Nach dem Überraschungserfolg des ersten Teils und den überaus positiven Kritikerstimmen sind die Erwartungen an Regisseur James Gunn sehr hoch. Die gute Mischung aus Action, Ernsthaftigkeit, Humor und unverwechselbarem Soundtrack haben GotG für viele zu einem der besten Filme des MCUs gemacht. Eine Ausgewogenheit, die bei Vol.2 leider ein wenig verfehlt wird. Der Film ist zwar irre lustig, verpatzt aber genau dadurch gerne mal die ein oder andere emotionale oder epische Szene. An vielen Stellen versucht man einfach krampfhaft lustig zu sein und sich selbst zu beweihräuchern. Dadurch bleibt die Ernsthaftigkeit trotz einiger wirklich nachdenklicher und sogar philosophischer Momente größtenteils auf er Strecke. Die Action beschränkt sich darüber hinaus vollkommen auf CGI-Geballer zwischen Lebewesen oder Raumschiffen.
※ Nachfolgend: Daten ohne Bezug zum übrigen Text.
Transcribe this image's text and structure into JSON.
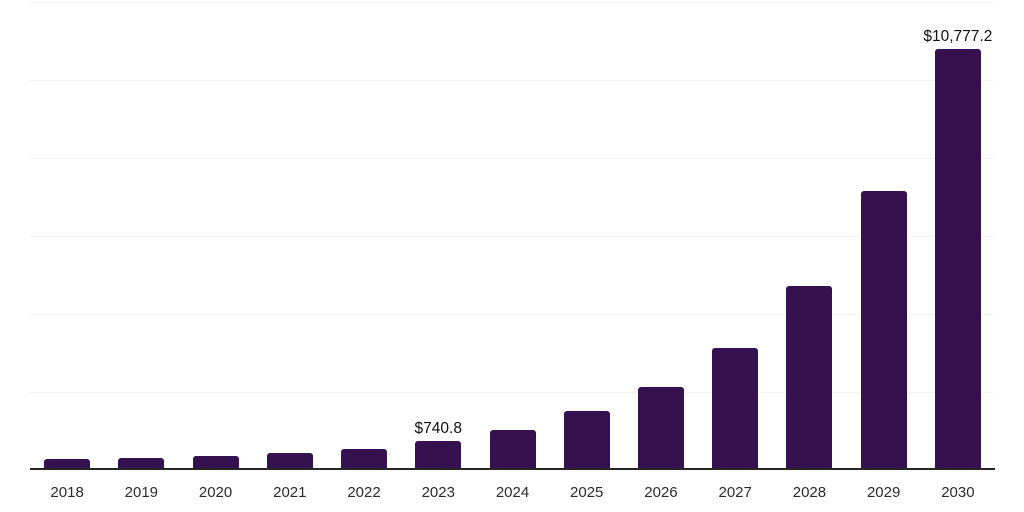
{
  "chart_data": {
    "type": "bar",
    "title": "",
    "xlabel": "",
    "ylabel": "",
    "categories": [
      "2018",
      "2019",
      "2020",
      "2021",
      "2022",
      "2023",
      "2024",
      "2025",
      "2026",
      "2027",
      "2028",
      "2029",
      "2030"
    ],
    "values": [
      265,
      300,
      350,
      430,
      520,
      740.8,
      1005,
      1500,
      2115,
      3120,
      4700,
      7135,
      10777.2
    ],
    "data_labels": [
      "",
      "",
      "",
      "",
      "",
      "$740.8",
      "",
      "",
      "",
      "",
      "",
      "",
      "$10,777.2"
    ],
    "ylim": [
      0,
      12000
    ],
    "gridline_interval": 2000,
    "grid": "horizontal",
    "y_tick_labels_visible": false,
    "legend": "none"
  },
  "style": {
    "bar_color": "#351150",
    "gridline_color": "#f2f2f2",
    "axis_line_color": "#262626",
    "tick_label_color": "#2b2b2b",
    "data_label_color": "#111111",
    "background_color": "#ffffff"
  }
}
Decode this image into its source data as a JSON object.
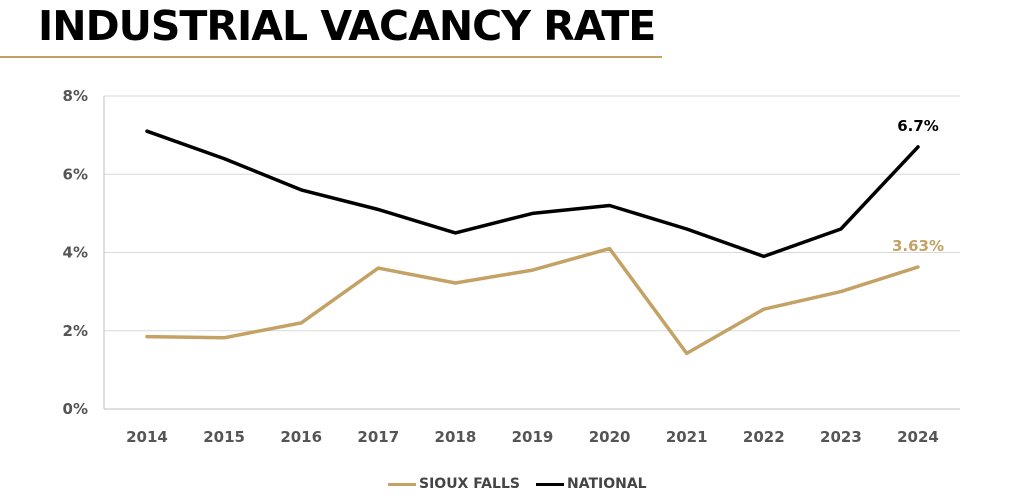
{
  "page": {
    "title": "INDUSTRIAL VACANCY RATE"
  },
  "colors": {
    "sioux_falls": "#c4a165",
    "national": "#000000",
    "grid": "#d9d9d9",
    "title_rule": "#c4a165"
  },
  "chart_data": {
    "type": "line",
    "title": "INDUSTRIAL VACANCY RATE",
    "xlabel": "",
    "ylabel": "",
    "categories": [
      "2014",
      "2015",
      "2016",
      "2017",
      "2018",
      "2019",
      "2020",
      "2021",
      "2022",
      "2023",
      "2024"
    ],
    "y_ticks": [
      "0%",
      "2%",
      "4%",
      "6%",
      "8%"
    ],
    "ylim": [
      0,
      8
    ],
    "grid": true,
    "legend_position": "bottom-center",
    "series": [
      {
        "name": "SIOUX FALLS",
        "color": "#c4a165",
        "values": [
          1.85,
          1.82,
          2.2,
          3.6,
          3.22,
          3.55,
          4.1,
          1.42,
          2.55,
          3.0,
          3.63
        ],
        "end_label": "3.63%"
      },
      {
        "name": "NATIONAL",
        "color": "#000000",
        "values": [
          7.1,
          6.4,
          5.6,
          5.1,
          4.5,
          5.0,
          5.2,
          4.6,
          3.9,
          4.6,
          6.7
        ],
        "end_label": "6.7%"
      }
    ]
  }
}
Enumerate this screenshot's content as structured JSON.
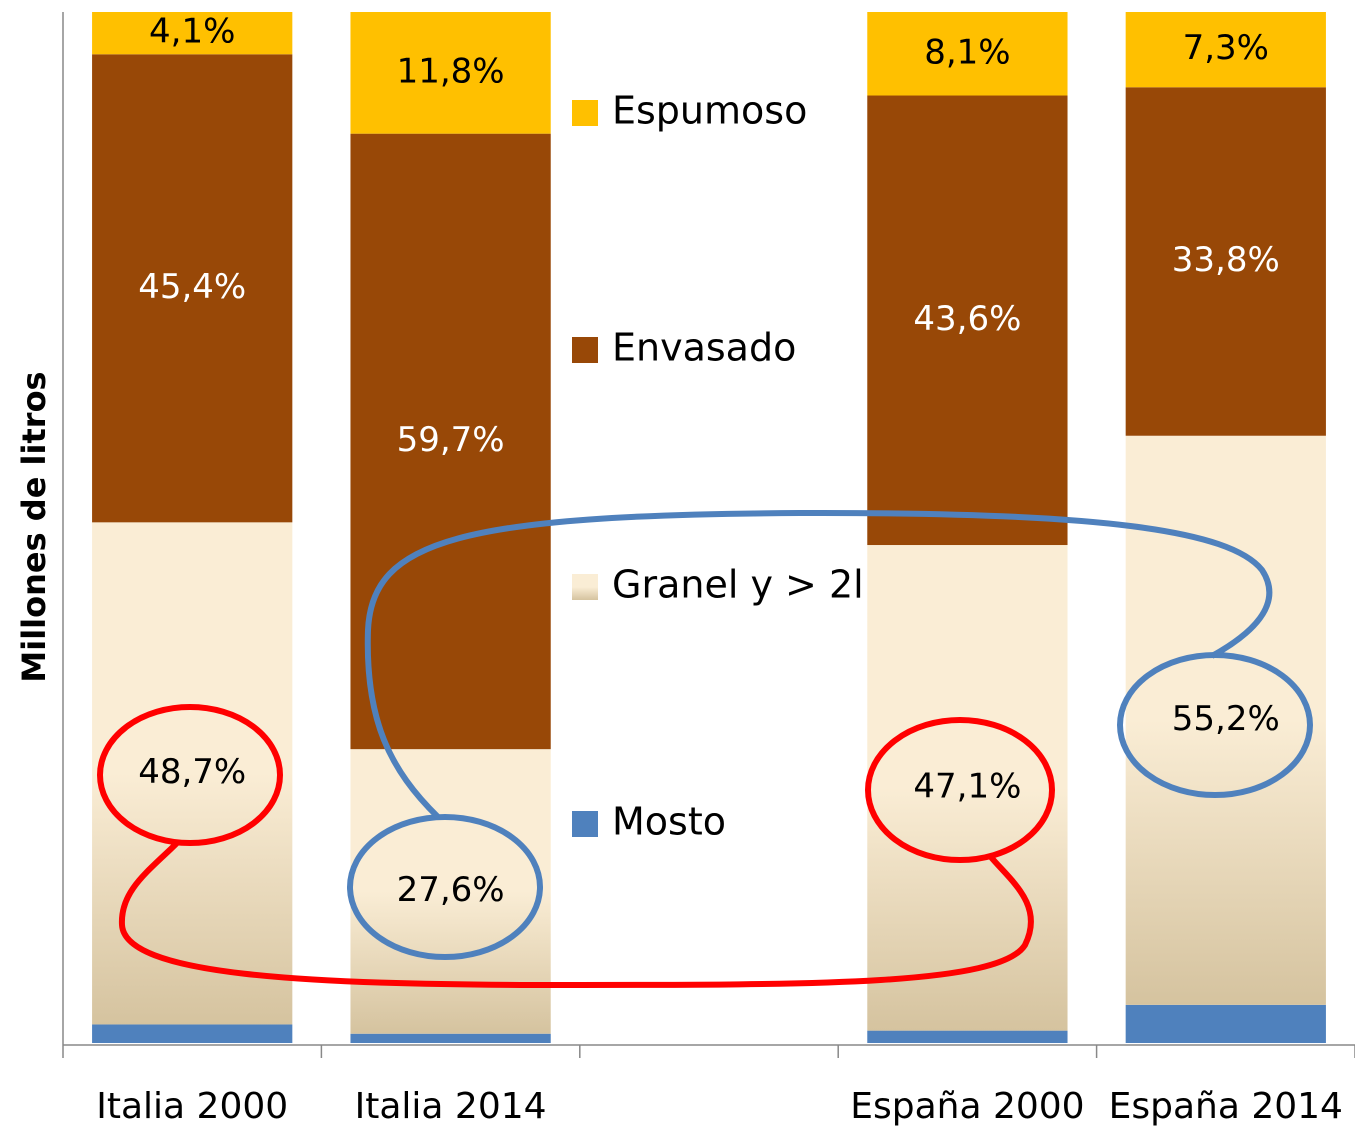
{
  "chart_data": {
    "type": "stacked_bar_percent",
    "y_label": "Millones de litros",
    "categories": [
      "Italia 2000",
      "Italia 2014",
      null,
      "España 2000",
      "España 2014"
    ],
    "ylim": [
      0,
      100
    ],
    "legend": "center",
    "series": [
      {
        "name": "Mosto",
        "color": "#4f81bd",
        "values": [
          1.8,
          0.9,
          null,
          1.2,
          3.7
        ]
      },
      {
        "name": "Granel y > 2l",
        "color": "#faedd5",
        "values": [
          48.7,
          27.6,
          null,
          47.1,
          55.2
        ],
        "value_labels": [
          "48,7%",
          "27,6%",
          null,
          "47,1%",
          "55,2%"
        ]
      },
      {
        "name": "Envasado",
        "color": "#984807",
        "values": [
          45.4,
          59.7,
          null,
          43.6,
          33.8
        ],
        "value_labels": [
          "45,4%",
          "59,7%",
          null,
          "43,6%",
          "33,8%"
        ]
      },
      {
        "name": "Espumoso",
        "color": "#ffc000",
        "values": [
          4.1,
          11.8,
          null,
          8.1,
          7.3
        ],
        "value_labels": [
          "4,1%",
          "11,8%",
          null,
          "8,1%",
          "7,3%"
        ]
      }
    ]
  }
}
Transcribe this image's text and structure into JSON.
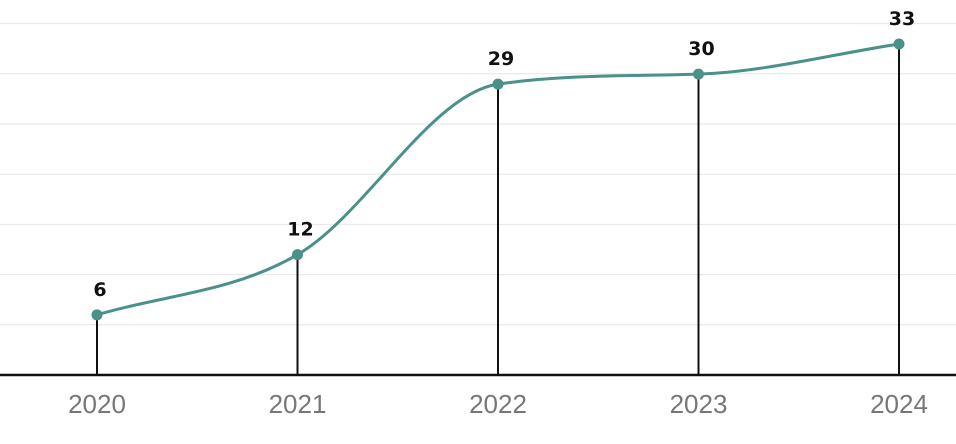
{
  "chart_data": {
    "type": "line",
    "title": "",
    "xlabel": "",
    "ylabel": "",
    "categories": [
      "2020",
      "2021",
      "2022",
      "2023",
      "2024"
    ],
    "series": [
      {
        "values": [
          6,
          12,
          29,
          30,
          33
        ],
        "color": "#4a9189"
      }
    ],
    "data_labels": [
      "6",
      "12",
      "29",
      "30",
      "33"
    ],
    "ylim": [
      0,
      35
    ],
    "grid": true,
    "smooth": true,
    "drop_lines": true,
    "legend": "none"
  }
}
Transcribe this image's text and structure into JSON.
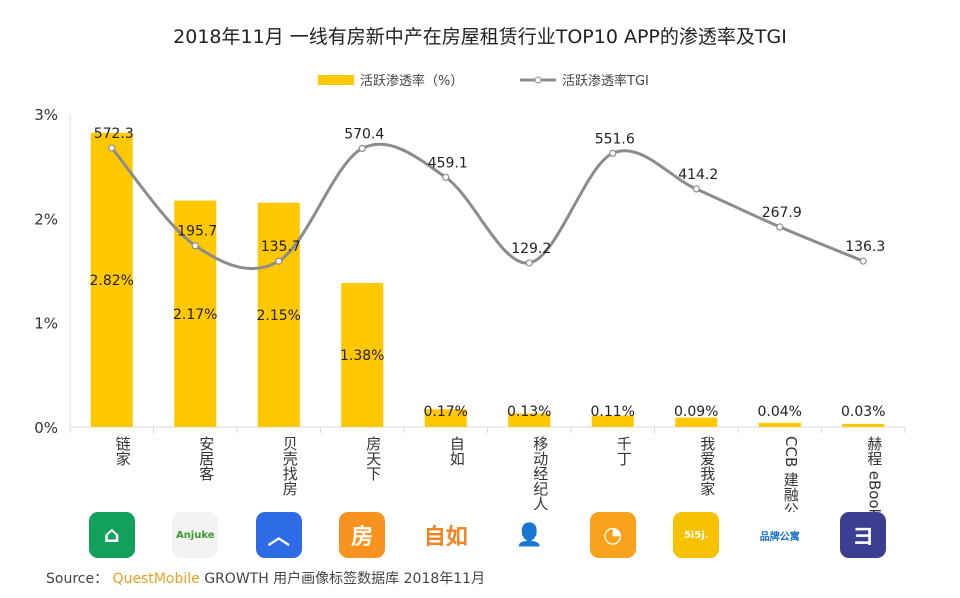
{
  "title": "2018年11月 一线有房新中产在房屋租赁行业TOP10 APP的渗透率及TGI",
  "legend": {
    "bar": "活跃渗透率（%）",
    "line": "活跃渗透率TGI"
  },
  "source": {
    "label": "Source：",
    "brand": "QuestMobile",
    "text": "GROWTH 用户画像标签数据库 2018年11月"
  },
  "colors": {
    "bar": "#ffc800",
    "line": "#8c8c8c"
  },
  "chart_data": {
    "type": "bar",
    "title": "2018年11月 一线有房新中产在房屋租赁行业TOP10 APP的渗透率及TGI",
    "categories": [
      "链家",
      "安居客",
      "贝壳找房",
      "房天下",
      "自如",
      "移动经纪人",
      "千丁",
      "我爱我家",
      "建融公寓 CCB",
      "eBooking 赫程"
    ],
    "series": [
      {
        "name": "活跃渗透率（%）",
        "type": "bar",
        "values": [
          2.82,
          2.17,
          2.15,
          1.38,
          0.17,
          0.13,
          0.11,
          0.09,
          0.04,
          0.03
        ],
        "labels": [
          "2.82%",
          "2.17%",
          "2.15%",
          "1.38%",
          "0.17%",
          "0.13%",
          "0.11%",
          "0.09%",
          "0.04%",
          "0.03%"
        ]
      },
      {
        "name": "活跃渗透率TGI",
        "type": "line",
        "values": [
          572.3,
          195.7,
          135.7,
          570.4,
          459.1,
          129.2,
          551.6,
          414.2,
          267.9,
          136.3
        ],
        "labels": [
          "572.3",
          "195.7",
          "135.7",
          "570.4",
          "459.1",
          "129.2",
          "551.6",
          "414.2",
          "267.9",
          "136.3"
        ]
      }
    ],
    "yticks": [
      "0%",
      "1%",
      "2%",
      "3%"
    ],
    "ylim": [
      0,
      3
    ],
    "y2lim": [
      -503,
      703
    ],
    "grid": false,
    "legend_position": "top-center"
  },
  "icons": [
    {
      "name": "lianjia-icon",
      "text": "⌂",
      "bg": "#12a05c"
    },
    {
      "name": "anjuke-icon",
      "text": "Anjuke",
      "bg": "#f3f3f3"
    },
    {
      "name": "beike-icon",
      "text": "︿",
      "bg": "#2e6be6"
    },
    {
      "name": "fang-icon",
      "text": "房",
      "bg": "#f7931e"
    },
    {
      "name": "ziroom-icon",
      "text": "自如",
      "bg": "#ffffff"
    },
    {
      "name": "agent-icon",
      "text": "👤",
      "bg": "#ffffff"
    },
    {
      "name": "qianding-icon",
      "text": "◔",
      "bg": "#f9a21b"
    },
    {
      "name": "5i5j-icon",
      "text": "5i5j.",
      "bg": "#f8c100"
    },
    {
      "name": "ccb-icon",
      "text": "品牌公寓",
      "bg": "#ffffff"
    },
    {
      "name": "ebooking-icon",
      "text": "ヨ",
      "bg": "#3b3f91"
    }
  ]
}
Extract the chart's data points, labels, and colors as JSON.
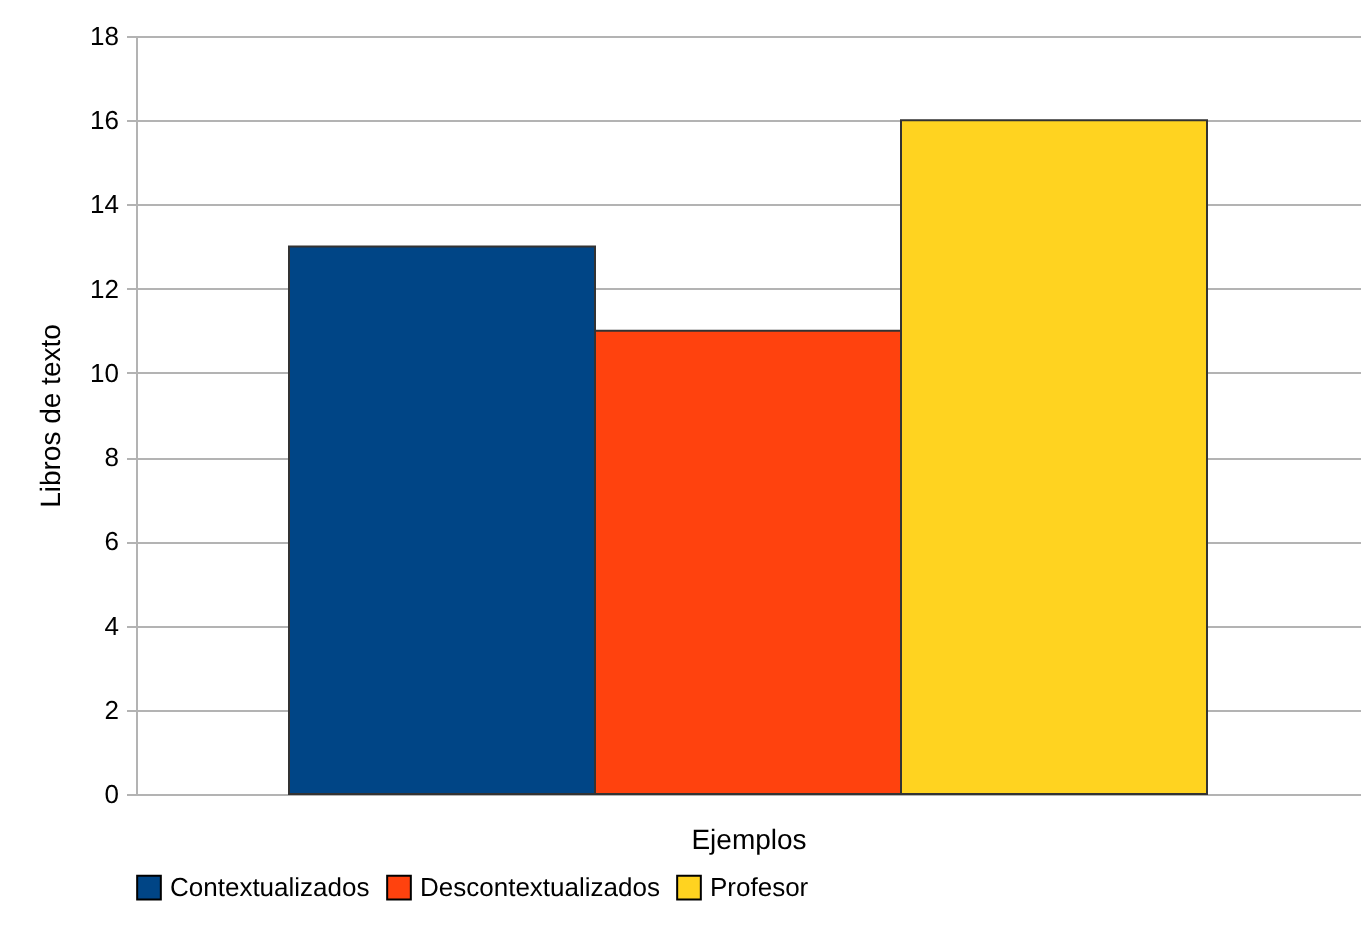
{
  "chart_data": {
    "type": "bar",
    "xlabel": "Ejemplos",
    "ylabel": "Libros de texto",
    "categories": [
      null
    ],
    "series": [
      {
        "name": "Contextualizados",
        "color": "#004586",
        "values": [
          13
        ]
      },
      {
        "name": "Descontextualizados",
        "color": "#ff420e",
        "values": [
          11
        ]
      },
      {
        "name": "Profesor",
        "color": "#ffd320",
        "values": [
          16
        ]
      }
    ],
    "ylim": [
      0,
      18
    ],
    "yticks": [
      0,
      2,
      4,
      6,
      8,
      10,
      12,
      14,
      16,
      18
    ],
    "grid": "y",
    "legend": "bottom"
  }
}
Kampfchoreografien gibt es so gut wie keine, Gamora und Drax sind dieses Mal eigentlich nur verbal tätig, was allerdings auch dem Bösewicht geschuldet ist, der eher für ein Spin-Off geeignet wäre. Was ihn nicht schlecht macht, tatsächlich gehört er eher zu den besseren des MCUs, er will nur irgendwie nicht so reinpassen. Das einzige von den vier Aspekten, das noch perfekt dosiert ist, ist die Musik. Natürlich bleibt der Überraschungseffekt des ersten Teils aus, die Titel sind aber trotzdem toll und machen einfach gute Laune. Allerdings haben auch hier die Songs in Vol.1 ein wenig besser mit dem Film harmoniert und die Bilder mehr mit den Songs interagiert.

Was die Charaktere angeht, ist Guardians of the Galaxy Vol. 2 allerdings ohne Frage eine große Bereicherung. Wir bekommen mehr von Yondu zu sehen, der übrigens absolut grandios von Micheal Rooker gespielt wird, Drax bekommt hier die besten (lustigsten und nachdenklichsten) Momente des gesamten Filmes und auch Rocket fährt zur Höchstform auf – und Baby Groot ist halt Baby Groot. Da bleiben Peter und Gamora sogar schon ein bisschen zurück. Darüber hinaus gibt es eine Vielzahl an toller Cameos, überraschender Gastauftritte und irrwitziger Easter Eggs.

Was mich dann aber doch relativ schnell wirklich gravierend gestört hat, ist der übermäßige CGI-Einsatz. Klar, es sauschwer solch fremde Welten ohne den Gebrauch von Computern zu erstellen, allerdings spüre ich einfach zu oft, dass nichts um die Darsteller herum echt ist, und das ist einfach nicht gut für das Kinoerlebnis. Da muss aber jeder selbst wissen, wie sehr einen das stört.

Zu der Story selbst lässt sich nicht allzu viel spoilerfrei sagen, wobei sich meines Erachtens nach die erste Hälfte ein wenig konfus angefühlt, als wüsste man nicht so ganz wo man hinwill. Es wird viel Nebensächliches gezeigt, was die Geschichte nicht wirklich voranbringt, man hätte getrost eine halbe Stunde streichen können aus den schon beachtlichen 136 Minuten. Allerdings hat das nicht nur sein Schlechtes, denn 90% des veröffentlichten Trailermaterials stammt aus dieser ersten Hälfte, verrät also absolut nichts über die eigentliche Story, was ich hiermit auch nochmal lobend erwähnen möchte.
Zum 3D gibt es nicht viel zu sagen, es gibt ein paar nette Effekte, sonst recht unauffällig.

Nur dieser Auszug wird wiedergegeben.